A peine si l'on distinguait encore la poignée luisante, et la forte serrure, de la porte de bois qui menait, derrière la fragile muraille de toile, aux coulisses du chantier, peuplées de poutres, de passerelles métalliques et de rudes ouvriers à l'ouvrage. 
On recouvre ainsi désormais de grands voiles baroques les bâtiments en travaux des beaux quartiers, pour cacher l'effort si méprisé des travailleurs de l'ombre. Mais la porte... la porte qui toujours mènera de l'apparence à son envers, il faut bien qu'elle s'ouvre quand même quelque part, même à peine, n'est-ce pas ?
 
Cette porte de bois plantée dans son dessin m'a rappelé un conte inverse - exactement inverse -, lu autrefois dans un vieux livre que j'avais emprunté à la bibliothèque de mon école-,  l'un des premiers que j'aie lu, à moins que je ne l'aie rêvé.
Il y était question d'un bonhomme qu'on avait dessiné à la craie. Il prenait vie dans le dessin qui l'avait jeté sur le papier, puis il s'emparait à son tour de la craie oubliée par le dessinateur. Muni de cette craie, il s'avançait hardiment dans le monde qu'on appelle réel. Et, chaque fois qu'il rencontrait un mur, avec sa craie, tout simplement, il ouvrait une porte dans ce mur. Il s'en allait ainsi, de mur en mur, ouvrant toujours des portes que son avancée refermait, traversant sans fin les rudes parois de ce monde et sans fin se heurtant de nouveau à elles.
Il m'est aujourd'hui impossible de me souvenir de la façon dont finissait l'histoire. Peut-être à la fin le bonhomme de craie se fracassait-il sur un dernier mur, ultime rempart du réel venant à bout du rêve ? Je ne sais pas. Je ne me souviens que de ces portes de craie s'ouvrant sur les murs sombres, et qui se refermaient derrière lui, l'obligeant à ouvrir encore, dans les murailles qui s'épaississaient, des portes toujours nouvelles et toujours plus fragiles.
Le livre me fascinait, je le lisais et le relisais, essayant d'en approfondir le mystère, dessinant moi-même à la craie, sur tous les murs qui se heurtaient à mon élan, des portes étroites et bancales qui refusaient de s'ouvrir. Et je réessayais toujours, incapable de me résigner, brisant ma craie sans force sur ma petite ardoise d'écolière maladroite.
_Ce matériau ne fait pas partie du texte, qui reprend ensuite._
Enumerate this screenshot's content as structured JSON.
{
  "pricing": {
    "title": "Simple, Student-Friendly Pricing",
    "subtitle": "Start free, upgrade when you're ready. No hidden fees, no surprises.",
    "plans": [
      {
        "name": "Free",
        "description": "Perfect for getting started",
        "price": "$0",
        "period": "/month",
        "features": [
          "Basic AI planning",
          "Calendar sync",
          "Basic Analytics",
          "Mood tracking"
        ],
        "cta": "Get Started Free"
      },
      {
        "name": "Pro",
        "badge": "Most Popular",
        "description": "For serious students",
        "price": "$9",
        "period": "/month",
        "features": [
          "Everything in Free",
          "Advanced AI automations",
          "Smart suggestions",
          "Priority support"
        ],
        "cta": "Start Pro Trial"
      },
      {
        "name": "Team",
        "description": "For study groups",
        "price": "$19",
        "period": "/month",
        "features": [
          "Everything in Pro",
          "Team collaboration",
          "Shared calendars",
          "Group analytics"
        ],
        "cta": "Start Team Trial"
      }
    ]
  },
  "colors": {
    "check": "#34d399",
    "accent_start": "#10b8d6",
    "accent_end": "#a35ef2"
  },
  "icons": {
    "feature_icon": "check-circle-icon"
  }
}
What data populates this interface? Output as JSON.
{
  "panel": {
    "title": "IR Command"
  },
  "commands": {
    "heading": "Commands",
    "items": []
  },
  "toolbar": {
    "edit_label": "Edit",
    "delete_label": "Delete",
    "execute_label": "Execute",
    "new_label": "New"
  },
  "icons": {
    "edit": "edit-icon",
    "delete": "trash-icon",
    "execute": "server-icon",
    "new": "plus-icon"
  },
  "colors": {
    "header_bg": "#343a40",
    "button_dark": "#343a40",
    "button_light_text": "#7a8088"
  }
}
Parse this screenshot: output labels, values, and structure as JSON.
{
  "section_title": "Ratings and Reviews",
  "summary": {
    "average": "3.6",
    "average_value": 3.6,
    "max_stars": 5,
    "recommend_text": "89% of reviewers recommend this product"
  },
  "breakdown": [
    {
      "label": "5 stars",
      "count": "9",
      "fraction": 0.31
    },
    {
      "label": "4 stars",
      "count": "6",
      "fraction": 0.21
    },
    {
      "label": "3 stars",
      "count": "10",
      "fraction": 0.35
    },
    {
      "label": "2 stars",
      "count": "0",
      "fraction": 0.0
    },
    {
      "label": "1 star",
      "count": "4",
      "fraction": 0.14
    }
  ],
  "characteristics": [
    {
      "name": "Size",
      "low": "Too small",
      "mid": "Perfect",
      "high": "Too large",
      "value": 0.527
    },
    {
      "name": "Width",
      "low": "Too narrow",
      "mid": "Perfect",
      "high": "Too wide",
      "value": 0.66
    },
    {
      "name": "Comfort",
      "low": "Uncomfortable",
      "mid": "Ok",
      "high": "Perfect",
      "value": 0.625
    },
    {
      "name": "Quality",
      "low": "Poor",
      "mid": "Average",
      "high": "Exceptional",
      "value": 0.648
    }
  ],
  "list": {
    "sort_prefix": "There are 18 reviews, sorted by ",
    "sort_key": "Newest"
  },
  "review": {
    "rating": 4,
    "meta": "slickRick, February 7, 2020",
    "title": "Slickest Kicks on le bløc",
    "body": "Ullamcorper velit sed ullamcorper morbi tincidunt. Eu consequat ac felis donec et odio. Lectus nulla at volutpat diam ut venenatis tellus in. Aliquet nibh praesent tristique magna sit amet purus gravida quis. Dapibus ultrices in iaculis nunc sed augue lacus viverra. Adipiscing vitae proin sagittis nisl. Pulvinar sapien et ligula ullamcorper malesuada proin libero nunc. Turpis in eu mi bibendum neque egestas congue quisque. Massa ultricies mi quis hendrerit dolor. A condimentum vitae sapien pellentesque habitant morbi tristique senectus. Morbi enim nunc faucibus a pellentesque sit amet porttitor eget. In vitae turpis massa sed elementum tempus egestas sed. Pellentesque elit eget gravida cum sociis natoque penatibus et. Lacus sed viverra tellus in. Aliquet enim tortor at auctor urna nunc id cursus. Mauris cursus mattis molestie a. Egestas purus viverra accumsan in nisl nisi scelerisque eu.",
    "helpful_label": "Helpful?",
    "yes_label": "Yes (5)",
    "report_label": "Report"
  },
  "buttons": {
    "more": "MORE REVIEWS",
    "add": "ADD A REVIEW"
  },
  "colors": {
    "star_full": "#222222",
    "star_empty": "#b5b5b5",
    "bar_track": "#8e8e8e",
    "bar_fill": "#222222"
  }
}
J'avais dû le deviner, que le bonhomme à la craie était une métaphore de l'artiste, ce travailleur maudit, condamné à dessiner et redessiner sans fin les portes d'illusion qui pourraient mener de l'autre côté des murailles, tandis que derrière lui les remparts se referment, inexorablement indifférents à son effort.